Zord menjelaskan, pergerakan turun terbaru menghasilkan wick hingga sekitar US$ 94.300, dan pada momen itu ia menutup seluruh posisi short yang dibuka dari US$ 97.200. Meski ia mengakui belum sepenuhnya yakin proses retest sudah benar-benar tuntas, ia menilai kondisi pasar saat ini tetap ‘cukup sehat’ karena harga masih bertahan di atas area dukungan utama.
“Preferensi saya adalah melihat satu kali sentuhan lagi ke arah US$ 93.400 untuk menyempurnakan retest,” ungkap Zord.

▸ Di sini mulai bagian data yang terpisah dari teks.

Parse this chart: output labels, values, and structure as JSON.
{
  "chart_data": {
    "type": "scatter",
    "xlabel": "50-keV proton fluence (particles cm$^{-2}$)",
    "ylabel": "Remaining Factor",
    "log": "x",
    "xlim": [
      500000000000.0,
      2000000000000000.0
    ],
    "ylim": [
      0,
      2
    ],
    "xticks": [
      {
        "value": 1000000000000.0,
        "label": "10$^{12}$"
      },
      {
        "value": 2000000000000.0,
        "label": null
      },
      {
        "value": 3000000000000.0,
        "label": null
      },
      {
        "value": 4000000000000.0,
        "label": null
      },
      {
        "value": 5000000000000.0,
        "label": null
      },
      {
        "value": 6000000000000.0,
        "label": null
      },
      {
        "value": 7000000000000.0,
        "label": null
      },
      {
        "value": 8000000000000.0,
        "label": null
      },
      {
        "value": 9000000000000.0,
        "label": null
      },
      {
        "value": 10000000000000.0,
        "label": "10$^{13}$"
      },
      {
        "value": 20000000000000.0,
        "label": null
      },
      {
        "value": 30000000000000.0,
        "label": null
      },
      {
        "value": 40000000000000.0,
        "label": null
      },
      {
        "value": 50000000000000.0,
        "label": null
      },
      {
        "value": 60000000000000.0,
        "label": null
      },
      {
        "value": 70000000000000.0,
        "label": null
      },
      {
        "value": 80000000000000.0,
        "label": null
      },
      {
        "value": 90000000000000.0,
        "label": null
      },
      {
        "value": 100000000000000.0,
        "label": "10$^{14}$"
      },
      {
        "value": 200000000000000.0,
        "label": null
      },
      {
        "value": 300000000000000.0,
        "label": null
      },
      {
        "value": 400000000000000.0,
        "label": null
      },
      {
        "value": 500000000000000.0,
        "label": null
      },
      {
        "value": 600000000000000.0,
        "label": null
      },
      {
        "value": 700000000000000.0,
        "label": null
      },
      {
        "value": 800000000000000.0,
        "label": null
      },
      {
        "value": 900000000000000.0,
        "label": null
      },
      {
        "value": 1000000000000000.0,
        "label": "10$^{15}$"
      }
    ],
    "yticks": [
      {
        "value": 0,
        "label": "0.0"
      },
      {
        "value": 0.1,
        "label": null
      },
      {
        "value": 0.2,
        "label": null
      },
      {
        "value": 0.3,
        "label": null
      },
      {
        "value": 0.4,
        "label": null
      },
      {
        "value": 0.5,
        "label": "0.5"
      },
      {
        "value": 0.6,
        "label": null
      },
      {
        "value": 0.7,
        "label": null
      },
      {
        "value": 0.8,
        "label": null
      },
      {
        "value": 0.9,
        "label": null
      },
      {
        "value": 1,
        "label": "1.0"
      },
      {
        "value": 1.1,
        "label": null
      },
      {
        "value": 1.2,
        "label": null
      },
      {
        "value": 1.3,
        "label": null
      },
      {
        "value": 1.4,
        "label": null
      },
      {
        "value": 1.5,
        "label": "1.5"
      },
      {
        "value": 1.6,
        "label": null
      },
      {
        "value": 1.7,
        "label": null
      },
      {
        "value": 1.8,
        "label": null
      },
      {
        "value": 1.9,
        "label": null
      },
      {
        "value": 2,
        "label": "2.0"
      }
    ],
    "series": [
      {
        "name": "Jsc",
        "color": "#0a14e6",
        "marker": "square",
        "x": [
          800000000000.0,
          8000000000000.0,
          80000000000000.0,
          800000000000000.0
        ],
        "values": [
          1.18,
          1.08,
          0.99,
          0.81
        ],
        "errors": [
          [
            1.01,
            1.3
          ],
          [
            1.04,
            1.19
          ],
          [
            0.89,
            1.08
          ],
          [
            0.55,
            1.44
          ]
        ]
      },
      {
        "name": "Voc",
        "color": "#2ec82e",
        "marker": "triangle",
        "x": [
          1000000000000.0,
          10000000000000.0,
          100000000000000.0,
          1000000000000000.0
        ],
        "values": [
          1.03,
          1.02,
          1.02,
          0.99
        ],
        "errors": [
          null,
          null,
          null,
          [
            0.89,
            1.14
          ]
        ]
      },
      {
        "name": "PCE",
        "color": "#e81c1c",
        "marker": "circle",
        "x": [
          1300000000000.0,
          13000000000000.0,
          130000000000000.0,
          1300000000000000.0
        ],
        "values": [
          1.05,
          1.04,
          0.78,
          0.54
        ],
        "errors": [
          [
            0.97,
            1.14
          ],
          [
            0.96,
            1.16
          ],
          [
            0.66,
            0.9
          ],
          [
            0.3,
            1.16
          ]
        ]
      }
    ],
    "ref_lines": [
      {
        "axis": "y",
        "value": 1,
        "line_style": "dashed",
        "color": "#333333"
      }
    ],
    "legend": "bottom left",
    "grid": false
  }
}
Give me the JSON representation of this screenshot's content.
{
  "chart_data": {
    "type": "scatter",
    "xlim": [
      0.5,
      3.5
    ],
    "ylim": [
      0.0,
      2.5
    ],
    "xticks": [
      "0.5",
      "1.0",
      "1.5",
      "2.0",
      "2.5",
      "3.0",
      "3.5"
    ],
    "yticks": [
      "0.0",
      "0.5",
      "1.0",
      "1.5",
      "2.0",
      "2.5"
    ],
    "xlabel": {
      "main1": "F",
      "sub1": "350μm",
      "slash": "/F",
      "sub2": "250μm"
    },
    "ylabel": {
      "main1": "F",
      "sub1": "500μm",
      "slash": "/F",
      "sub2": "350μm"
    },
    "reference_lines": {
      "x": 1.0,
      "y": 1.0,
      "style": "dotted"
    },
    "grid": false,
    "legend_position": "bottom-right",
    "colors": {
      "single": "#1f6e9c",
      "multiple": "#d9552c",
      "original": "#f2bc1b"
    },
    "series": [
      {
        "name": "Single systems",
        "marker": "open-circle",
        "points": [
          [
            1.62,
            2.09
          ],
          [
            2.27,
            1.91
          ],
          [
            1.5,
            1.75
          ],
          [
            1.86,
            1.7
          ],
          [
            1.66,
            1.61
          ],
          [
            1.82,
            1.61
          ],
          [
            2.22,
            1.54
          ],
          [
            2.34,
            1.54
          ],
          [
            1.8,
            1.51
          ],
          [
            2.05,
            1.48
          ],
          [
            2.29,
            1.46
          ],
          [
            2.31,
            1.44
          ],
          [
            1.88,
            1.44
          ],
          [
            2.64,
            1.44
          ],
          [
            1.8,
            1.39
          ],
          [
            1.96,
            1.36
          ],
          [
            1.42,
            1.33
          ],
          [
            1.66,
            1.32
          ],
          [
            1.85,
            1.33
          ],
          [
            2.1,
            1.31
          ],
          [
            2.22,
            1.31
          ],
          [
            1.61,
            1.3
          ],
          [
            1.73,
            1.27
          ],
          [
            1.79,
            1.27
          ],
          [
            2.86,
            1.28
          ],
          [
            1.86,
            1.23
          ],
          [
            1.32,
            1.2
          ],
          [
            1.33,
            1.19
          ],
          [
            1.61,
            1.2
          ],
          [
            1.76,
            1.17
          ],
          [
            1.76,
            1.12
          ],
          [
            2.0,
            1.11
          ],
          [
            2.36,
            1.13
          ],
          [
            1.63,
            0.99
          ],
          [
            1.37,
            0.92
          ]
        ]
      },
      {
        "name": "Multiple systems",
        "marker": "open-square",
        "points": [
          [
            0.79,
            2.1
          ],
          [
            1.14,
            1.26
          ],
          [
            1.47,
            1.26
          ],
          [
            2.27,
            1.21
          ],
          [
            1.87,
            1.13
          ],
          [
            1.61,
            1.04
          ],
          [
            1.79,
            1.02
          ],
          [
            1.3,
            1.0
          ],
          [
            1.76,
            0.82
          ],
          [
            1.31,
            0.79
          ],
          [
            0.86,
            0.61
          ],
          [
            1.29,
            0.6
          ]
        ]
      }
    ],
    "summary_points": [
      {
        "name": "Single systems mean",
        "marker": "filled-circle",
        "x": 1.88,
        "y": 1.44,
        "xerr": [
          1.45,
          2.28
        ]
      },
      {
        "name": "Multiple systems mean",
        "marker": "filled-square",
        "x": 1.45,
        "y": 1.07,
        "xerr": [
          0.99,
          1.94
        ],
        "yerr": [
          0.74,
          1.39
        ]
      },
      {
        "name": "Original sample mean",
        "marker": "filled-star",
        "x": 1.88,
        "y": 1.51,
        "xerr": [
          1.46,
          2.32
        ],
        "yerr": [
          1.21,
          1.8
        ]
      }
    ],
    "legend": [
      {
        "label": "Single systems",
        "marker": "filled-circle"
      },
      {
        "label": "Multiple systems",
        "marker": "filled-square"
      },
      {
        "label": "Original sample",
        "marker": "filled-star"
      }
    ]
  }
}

Namun, pesan utamanya lebih tegas, yakni selama Bitcoin tetap bertahan di atas US$ 93.400 dan US$ 92.000 ia menilai tidak ada alasan untuk mencari posisi short.
“Dalam skenario bearish, trader justru lebih baik menunggu ‘upper sweeps’ terlebih dulu,” ujarnya.
Sebagai inforrmasi, upper sweep merupakan pergerakan ke atas yang menyapu likuiditas sebelum membuka peluang short yang lebih masuk akal secara struktur.
Baca Juga: Momentum Bitcoin Memudar, Perdebatan Bull vs Bear Menguat
Sementara dalam postingan sebelumnya, Zord menyebut bahwa peta ‘max pain’ bisa membantu trader melihat di mana pasar paling mungkin ‘menyakitkan’ posisi yang terlalu padat. Dari situ, trader bisa menentukan area eksekusi yang lebih masuk akal.
Berdasarkan data yang ia bagikan, Bitcoin saat ini berada di kisaran US$ 95.093. Di atas harga, area short max pain terlihat di kisaran US$ 98.090, sebuah zona yang secara praktis sering menjadi ‘magnet likuiditas’ ketika pasar ingin menyapu posisi sebelum menentukan arah. Di bawah harga, long max pain terlihat di sekitar US$ 93.389, level yang berpotensi menjadi tujuan pullback ketika pasar melakukan pembersihan posisi long leverage.
“Memahami letak max pain membuat trader tidak asal mengejar harga,” kata Zord.
Menurutnya, jika pasar bergerak naik, maka kandidat ‘sweep’-nya adalah area sekitar US$ 98.000 yang bisa memicu reaksi tajam, baik untuk melanjutkan tren setelah penyerapan likuiditas, maupun menjadi tempat pembalikan jika pembeli gagal menindaklanjuti.
Sebaliknya, bila pasar melemah, zona bawah yang berdekatan dengan level-level struktural penting (termasuk pembukaan tahunan) berpotensi menjadi area uji yang menentukan apakah pembeli masih benar-benar bertahan.
“Pasar sering bergerak menuju titik yang paling ‘menghukum’ posisi ramai,” pungkas Zord.
Sebelum memutuskan untuk berinvestasi pada mata uang kripto, senantiasa lakukan riset karena kripto adalah aset volatil dan berisiko tinggi. Cryptoharian tidak bertanggung jawab atas kerugian maupun keuntungan anda.